Jumaatun: There is still so much to be done, but we have made some impact through our efforts. Through our various communication channels including guidebooks, magazines, TV shows, awards and events, we have managed to draw the world’s attention to halal as an industry.
The figure of US$580 billion (estimated annual value of the halal food sector in 2005) was first introduced at WHF 2006, and quoted in articles in mainstream media was a solid beginning. My favourite was seeing halal on the cover of Time magazine. It would be rather presumptuous for us to claim credit for all worldwide milestones, but the WHF was the catalyst for a series of events and achievements. For example, halal themed conferences and exhibitions have become global, from Brussels to Bangkok. Halal meat exporters from Australia and New Zealand have enacted new regulations to improve the integrity of their halal production. Greenfield countries fast-tracked to set up halal certification bodies to address demand from importing Muslim majority countries.
At the same time, IHI Alliance has worked tirelessly trying to bring some orders to the global industry. Eight modules of the ICCI-IHI Alliance halal standard have been published – each one providing sector specific requirements for every part of the halal supply chain. IHI’s membership now includes over 50 halal certification bodies in 36 countries covering six continents. The halal lead auditors training course, which has been rolled out over the last two years, seeks to harmonise halal certification practices.

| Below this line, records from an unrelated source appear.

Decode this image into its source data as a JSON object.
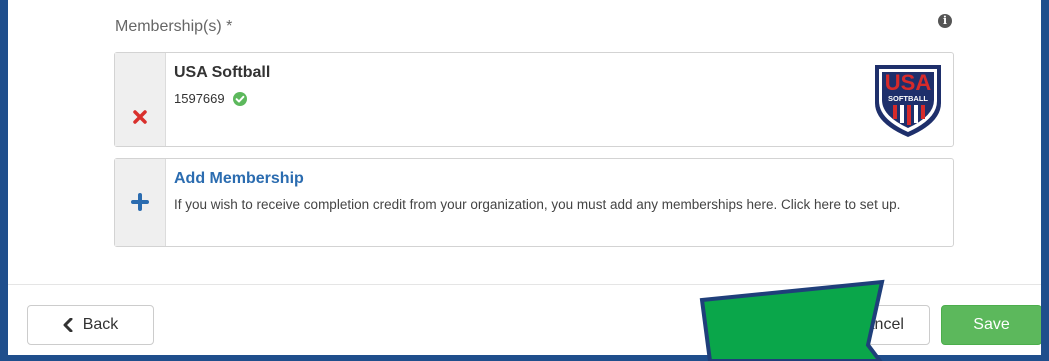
{
  "form": {
    "label": "Membership(s) *",
    "info_icon": "info-circle-icon"
  },
  "membership": {
    "name": "USA Softball",
    "id": "1597669",
    "remove_icon": "x-icon",
    "verified_icon": "check-circle-icon",
    "logo_text": "USA",
    "logo_subtext": "SOFTBALL"
  },
  "add_membership": {
    "title": "Add Membership",
    "description": "If you wish to receive completion credit from your organization, you must add any memberships here. Click here to set up.",
    "icon": "plus-icon"
  },
  "footer": {
    "back_label": "Back",
    "cancel_label": "Cancel",
    "save_label": "Save"
  },
  "colors": {
    "frame": "#1f4e8c",
    "link": "#2b6cb0",
    "save": "#5cb85c",
    "remove": "#d9302c",
    "verified": "#5cb85c",
    "arrow": "#0aa64a"
  }
}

Yet, there is so much more that needs to be achieved. We already talked about 45 out of the 57 OIC countries are still without a halal standards. In Europe, more than 20 million Muslim consumers have no legal recourse to ensure the integrity of their dietary requirements in the absence of even a basic labelling law. The general level of auditing and certification processes have yet to conform to internationally accepted norms.
We did not expect to be able to solve all the key issues in seven years and we cannot do it alone. For our efforts to be effective, we need the cooperation of all stakeholders, including the relevant importing authorities.
Rushdi Siddiqui is Thomson Reuters’ Global Head of Islamic Finance based in New York.